リーヴァは何も言わず、門の前へ歩いていった。
旅人が近づくと、祭壇の青白い火が細く伸び、やがて白へ変わった。熱はない。それでも、包帯の下の傷がわずかに疼いた。
炎の向こうに、女の姿が現れた。
白金の長い髪が、風のない場所で静かに揺れている。薄青の瞳は旅人ではなく、その外套の内側にある鉄札へ向けられていた。
旅人は、その気配を知っている気がした。
祭壇から届く声として。
死のあとに聞いた問いとして。
けれど、どこで初めて会ったのかは思い出せなかった。
『ひとつ、終わりました』
女の声は、耳ではなく記憶の奥へ届いた。
旅人は白い炎を見た。
「あれも、古き者だったのか」
『ええ』
女はそれ以上、名喰らいについて語らなかった。彼女の背後には闇の中へ浮かぶ細い灯が並び、そのうちのひとつが弱まり、音もなく消えた。

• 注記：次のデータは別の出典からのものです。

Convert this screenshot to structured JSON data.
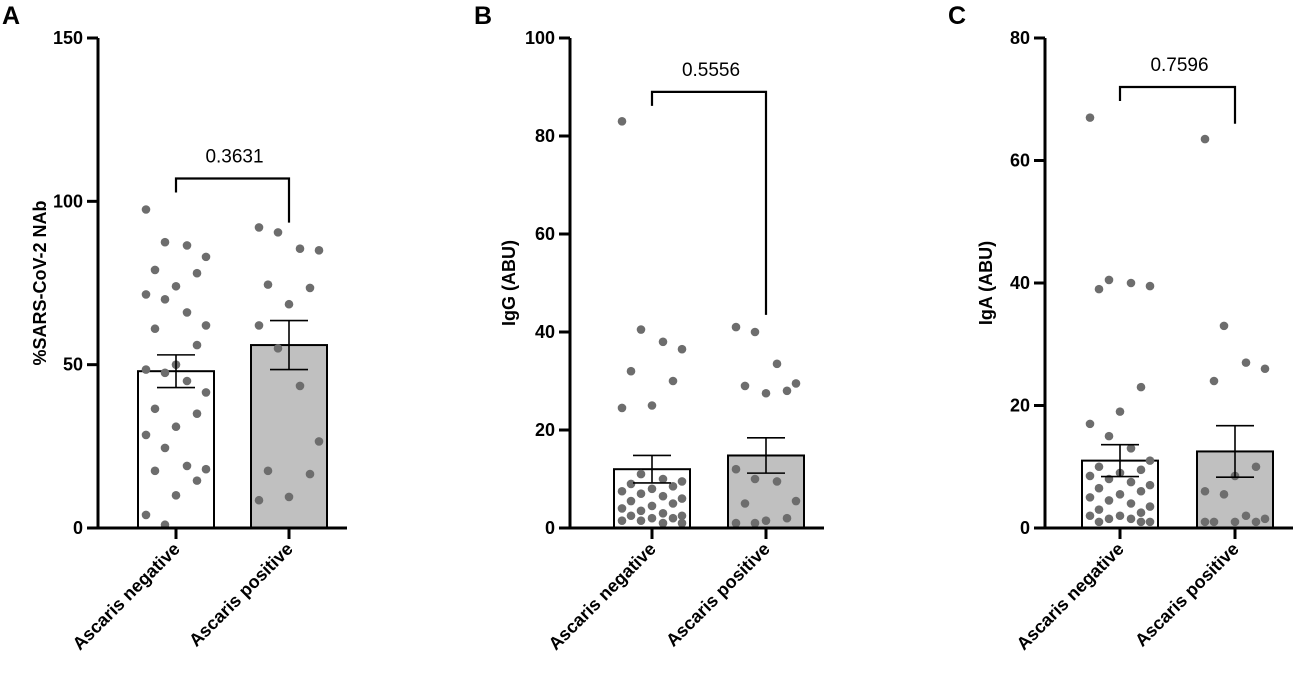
{
  "colors": {
    "negative_fill": "#ffffff",
    "positive_fill": "#c0c0c0",
    "points": "#6d6d6d",
    "axis": "#000000"
  },
  "chart_data": [
    {
      "type": "bar",
      "panel": "A",
      "ylabel": "%SARS-CoV-2 NAb",
      "ylim": [
        0,
        150
      ],
      "yticks": [
        0,
        50,
        100,
        150
      ],
      "categories": [
        "Ascaris negative",
        "Ascaris positive"
      ],
      "values": [
        48,
        56
      ],
      "sem": [
        5,
        7.5
      ],
      "p_value": "0.3631",
      "points": [
        [
          97.5,
          87.5,
          86.5,
          83,
          79,
          78,
          74,
          71.5,
          70,
          66,
          62,
          61,
          56,
          50,
          48.5,
          47.5,
          45,
          41.5,
          36.5,
          35,
          31,
          28.5,
          24.5,
          19,
          18,
          17.5,
          14.5,
          10,
          4,
          1
        ],
        [
          92,
          90.5,
          85.5,
          85,
          74.5,
          73.5,
          68.5,
          62,
          55,
          43.5,
          26.5,
          17.5,
          16.5,
          9.5,
          8.5
        ]
      ]
    },
    {
      "type": "bar",
      "panel": "B",
      "ylabel": "IgG (ABU)",
      "ylim": [
        0,
        100
      ],
      "yticks": [
        0,
        20,
        40,
        60,
        80,
        100
      ],
      "categories": [
        "Ascaris negative",
        "Ascaris positive"
      ],
      "values": [
        12,
        14.8
      ],
      "sem": [
        2.8,
        3.6
      ],
      "p_value": "0.5556",
      "points": [
        [
          83,
          40.5,
          38,
          36.5,
          32,
          30,
          25,
          24.5,
          11,
          10,
          9.5,
          9,
          8.5,
          8,
          7.5,
          7,
          6.5,
          6,
          5.5,
          5,
          4.5,
          4,
          3.5,
          3,
          2.5,
          2.5,
          2,
          2,
          1.5,
          1.5,
          1,
          1
        ],
        [
          41,
          40,
          33.5,
          29.5,
          29,
          28,
          27.5,
          12,
          10,
          9.5,
          5.5,
          5,
          2,
          1.5,
          1,
          1
        ]
      ]
    },
    {
      "type": "bar",
      "panel": "C",
      "ylabel": "IgA (ABU)",
      "ylim": [
        0,
        80
      ],
      "yticks": [
        0,
        20,
        40,
        60,
        80
      ],
      "categories": [
        "Ascaris negative",
        "Ascaris positive"
      ],
      "values": [
        11,
        12.5
      ],
      "sem": [
        2.6,
        4.2
      ],
      "p_value": "0.7596",
      "points": [
        [
          67,
          40.5,
          40,
          39.5,
          39,
          23,
          19,
          17,
          15,
          13,
          11,
          10,
          9.5,
          9,
          8.5,
          8,
          7.5,
          7,
          6.5,
          6,
          5.5,
          5,
          4.5,
          4,
          3.5,
          3,
          2.5,
          2,
          2,
          1.5,
          1.5,
          1,
          1,
          1
        ],
        [
          63.5,
          33,
          27,
          26,
          24,
          10,
          8.5,
          6,
          5.5,
          2,
          1.5,
          1,
          1,
          1,
          1
        ]
      ]
    }
  ]
}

薄青の瞳は、消えた場所へ向けられていた。旅人には、悲しんでいるようにも、安堵しているようにも見えなかった。数え切れない別れのうち、ひとつを見送っただけのようだった。
『残りは12です』
白い火が揺らぎ、薄青の瞳も、白金の髪も、その姿ごと光の向こうへ消えていった。旅人は問い返さず、元の青白い火だけが残った鉄皿をしばらく見つめた。
やがて門が開く音がした。旅人は祭壇へ背を向けた。
外壁の鉄籠では、灯守りの火が燃えていた。
旅人はその火を背に、灰の道へ踏み出した。
これてに第1章「祈り澱む廃地」の物語は終幕となります。